La force majeure permet d’excuser ou de suspendre l’exécution d’obligations contractuelles sans engager sa responsabilité lorsque l’exécution du contrat devient impossible. Permet-elle dans ce cas, de suspendre le paiement des loyers ou le remboursement des prêts en cette période d’incertitude liée à l’épidémie du coronavirus ?
Tout dépend du droit applicable (droit civil ou common law) et de la rédaction de la clause de force majeure dans le contrat ou la police d’assurance.
La force majeure est une théorie à l’origine civiliste. Elle correspond à la notion d’’Act of God’ en common law. Cette même théorie connait diverses applications pratiques en fonction des évènements mais reste articulée autour des critères d’imprévisibilité, d’irrésistibilité et d’incontrôlabilité. La force majeure ne s’applique pas à un contrat dont l’exécution est devenue plus difficile ou plus onéreuse (art. 249 du Code civil des EAU). L’exécution doit être impossible pendant l’occurrence du cas de force majeure (art. 273 du Code civil des EAU).

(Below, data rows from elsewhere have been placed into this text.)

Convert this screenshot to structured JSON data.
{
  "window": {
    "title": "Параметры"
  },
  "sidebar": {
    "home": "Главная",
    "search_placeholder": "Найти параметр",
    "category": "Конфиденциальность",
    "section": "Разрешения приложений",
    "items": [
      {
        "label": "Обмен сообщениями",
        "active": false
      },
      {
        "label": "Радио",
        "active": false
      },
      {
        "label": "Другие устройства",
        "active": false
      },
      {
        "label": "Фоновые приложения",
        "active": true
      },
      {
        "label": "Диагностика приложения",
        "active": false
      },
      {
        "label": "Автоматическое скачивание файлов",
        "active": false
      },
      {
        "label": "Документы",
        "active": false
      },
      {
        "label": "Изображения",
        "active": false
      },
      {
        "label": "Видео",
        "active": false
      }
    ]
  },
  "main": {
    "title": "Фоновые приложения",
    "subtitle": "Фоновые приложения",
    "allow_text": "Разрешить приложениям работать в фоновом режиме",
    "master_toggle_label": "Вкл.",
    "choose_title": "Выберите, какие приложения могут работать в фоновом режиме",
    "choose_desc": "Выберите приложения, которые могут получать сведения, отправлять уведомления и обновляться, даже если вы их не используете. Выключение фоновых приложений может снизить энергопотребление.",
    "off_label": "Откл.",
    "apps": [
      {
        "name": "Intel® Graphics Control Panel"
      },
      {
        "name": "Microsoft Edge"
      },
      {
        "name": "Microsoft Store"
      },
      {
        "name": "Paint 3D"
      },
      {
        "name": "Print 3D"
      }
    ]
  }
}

Le droit civil est concentré sur la définition des trois critères précités alors qu’en common law, les clauses contractuelles tentent de citer tous les évènements susceptibles de survenir. Pendant longtemps, cette clause citait les cas d’épidémie et depuis quelques années, les notions de ‘nouvelle réglementation’ ou de ‘changement de la loi’ sont apparues ce qui dans le cas présent, permet de considérer que l’épidémie que nous subissons est un cas de force majeure de même que les conséquences des mesures restrictives ou contraignantes prises par les gouvernements. Toutefois, le défaut de paiement d’un loyer ou d’une mensualité ne peut être invoqué en période de force majeure dans la mesure où l’usage du bien et le prêt sont déjà mis à la disposition du débiteur. Cette situation sera résolue par une action en paiement ou un règlement judiciaire.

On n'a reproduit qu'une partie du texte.